2. “We’re a little behind, but I think we can make it up”
“On the surface, this sounds a lot like the buckle down thing, but there’s a subtle difference. In fact you’ll often hear them used together, like we’re a little behind schedule, but I think we can make it up if we just buckle down. What you’ve really got on your hands here is an incurable optimist. The best predictor of future performance is past performance, but this fella thinks yeah, it’s been going bad so far, but for no reason whatsoever, I think it’s about to turn around and go the other direction.
3. “We know you like to do things the right way, but…”

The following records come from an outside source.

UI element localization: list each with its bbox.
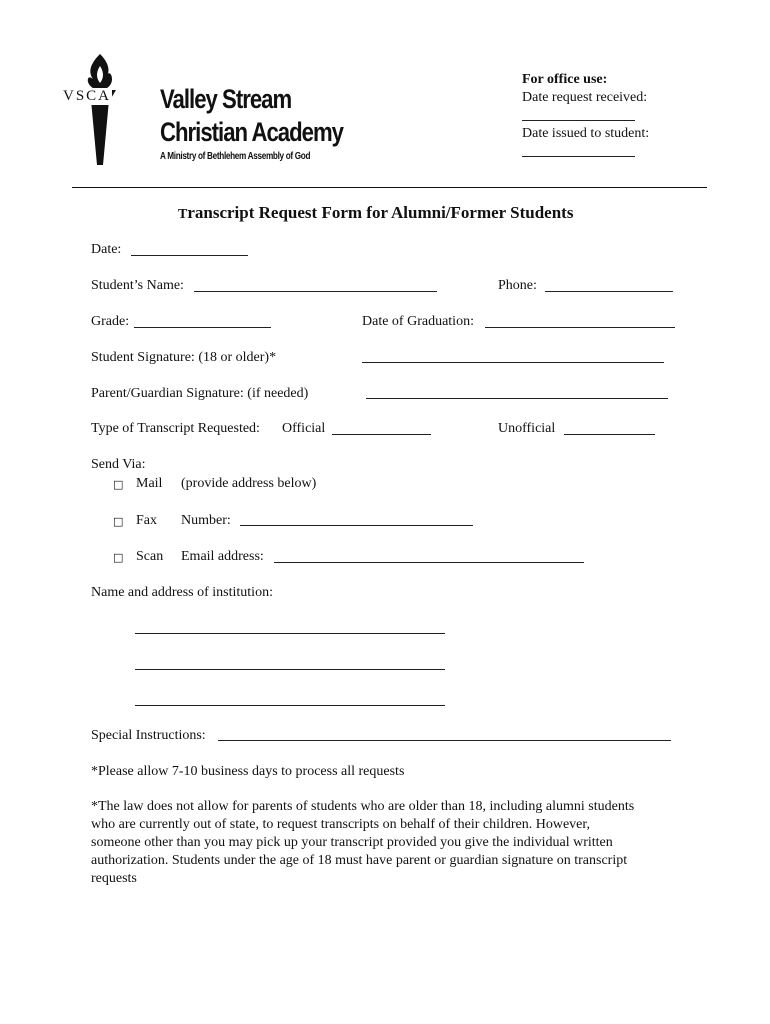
student-name-field[interactable] (194, 291, 437, 292)
fax-checkbox[interactable]: □ (113, 515, 124, 528)
graduation-date-label: Date of Graduation: (362, 314, 474, 329)
law-note-line: who are currently out of state, to request transcripts on behalf of their children. However, (91, 817, 590, 832)
law-note-line: requests (91, 871, 137, 886)
office-use-title: For office use: (522, 72, 608, 87)
special-instructions-label: Special Instructions: (91, 728, 206, 743)
grade-label: Grade: (91, 314, 130, 329)
date-received-line (522, 120, 635, 121)
parent-signature-label: Parent/Guardian Signature: (if needed) (91, 386, 309, 401)
date-issued-line (522, 156, 635, 157)
institution-line-3[interactable] (135, 705, 445, 706)
law-note-line: *The law does not allow for parents of students who are older than 18, including alumni students (91, 799, 635, 814)
graduation-date-field[interactable] (485, 327, 675, 328)
law-note-line: authorization. Students under the age of 18 must have parent or guardian signature on transcript (91, 853, 628, 868)
torch-icon (60, 52, 140, 167)
school-name-line1: Valley Stream (160, 84, 292, 114)
processing-note: *Please allow 7-10 business days to process all requests (91, 764, 405, 779)
fax-number-field[interactable] (240, 525, 473, 526)
date-issued-label: Date issued to student: (522, 126, 650, 141)
grade-field[interactable] (134, 327, 271, 328)
form-title-initial: T (178, 207, 188, 222)
institution-line-1[interactable] (135, 633, 445, 634)
date-label: Date: (91, 242, 122, 257)
transcript-type-label: Type of Transcript Requested: (91, 421, 260, 436)
scan-label: Scan (136, 549, 164, 564)
special-instructions-field[interactable] (218, 740, 671, 741)
official-label: Official (282, 421, 326, 436)
logo-letters: VSCA (63, 88, 112, 104)
mail-note: (provide address below) (181, 476, 317, 491)
law-note-line: someone other than you may pick up your transcript provided you give the individual written (91, 835, 613, 850)
email-field[interactable] (274, 562, 584, 563)
student-signature-field[interactable] (362, 362, 664, 363)
official-field[interactable] (332, 434, 431, 435)
fax-number-label: Number: (181, 513, 231, 528)
unofficial-field[interactable] (564, 434, 655, 435)
phone-label: Phone: (498, 278, 537, 293)
institution-line-2[interactable] (135, 669, 445, 670)
school-name-line2: Christian Academy (160, 117, 344, 147)
date-received-label: Date request received: (522, 90, 648, 105)
fax-label: Fax (136, 513, 157, 528)
student-name-label: Student’s Name: (91, 278, 184, 293)
phone-field[interactable] (545, 291, 673, 292)
parent-signature-field[interactable] (366, 398, 668, 399)
unofficial-label: Unofficial (498, 421, 556, 436)
institution-label: Name and address of institution: (91, 585, 273, 600)
form-title-text: ranscript Request Form for Alumni/Former Students (187, 203, 574, 222)
send-via-label: Send Via: (91, 457, 146, 472)
email-label: Email address: (181, 549, 264, 564)
mail-checkbox[interactable]: □ (113, 478, 124, 491)
law-note (91, 798, 691, 888)
date-field[interactable] (131, 255, 248, 256)
scan-checkbox[interactable]: □ (113, 551, 124, 564)
school-tagline: A Ministry of Bethlehem Assembly of God (160, 151, 311, 162)
header-divider (72, 187, 707, 188)
mail-label: Mail (136, 476, 163, 491)
form-title (178, 203, 573, 223)
student-signature-label: Student Signature: (18 or older)* (91, 350, 277, 365)
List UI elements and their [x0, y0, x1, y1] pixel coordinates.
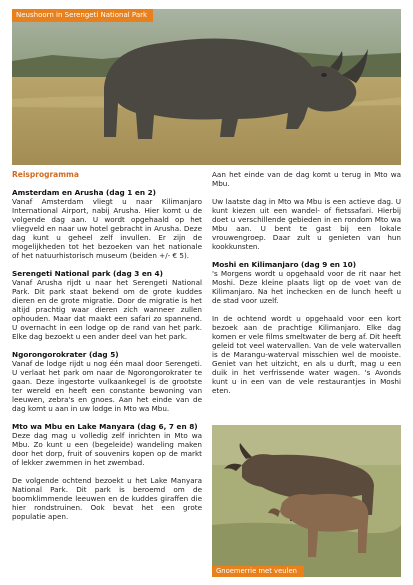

“I’ve been around a few years now, and I find I’m now the guy they call in to go fix stuff that’s already behind schedule and over budget. So I really think it’s great when they pull you into their office and say we know you like to take the time to do things right, but we’re way behind schedule and over budget here, so take whatever shortcuts you can to get it to work, and we’ll have to fix the rest on the next job. The irony of this is apparently lost on the poor doomed PM, because it’s almost always the rushed, half-assed job that he told the guy before you to do that got him into this mess in the first place.”
4. “We didn’t have time to…”
“This is my favorite,” said Bob. “The customer comes to you and says the widget doesn’t do what he wanted it to do, and you say of course we can do that!… but let’s take a look at the spec to see if it’s supposed to be included, or if it’s an extra. You call the PM and he says, I remember them saying in a meeting they didn’t want that, but we were over budget and behind schedule so we didn’t have time to update the spec. Then you end up doing days of rework to make up for the 30 minutes of typing he saved. The PM’s whole job is to plan, document and manage the scope of the job. If he wasn’t doing that, who was managing the project?”
There were some other clues I just can’t remember, but those were the ones that stuck with me. Does anyone have clues of their own they would like added to the list?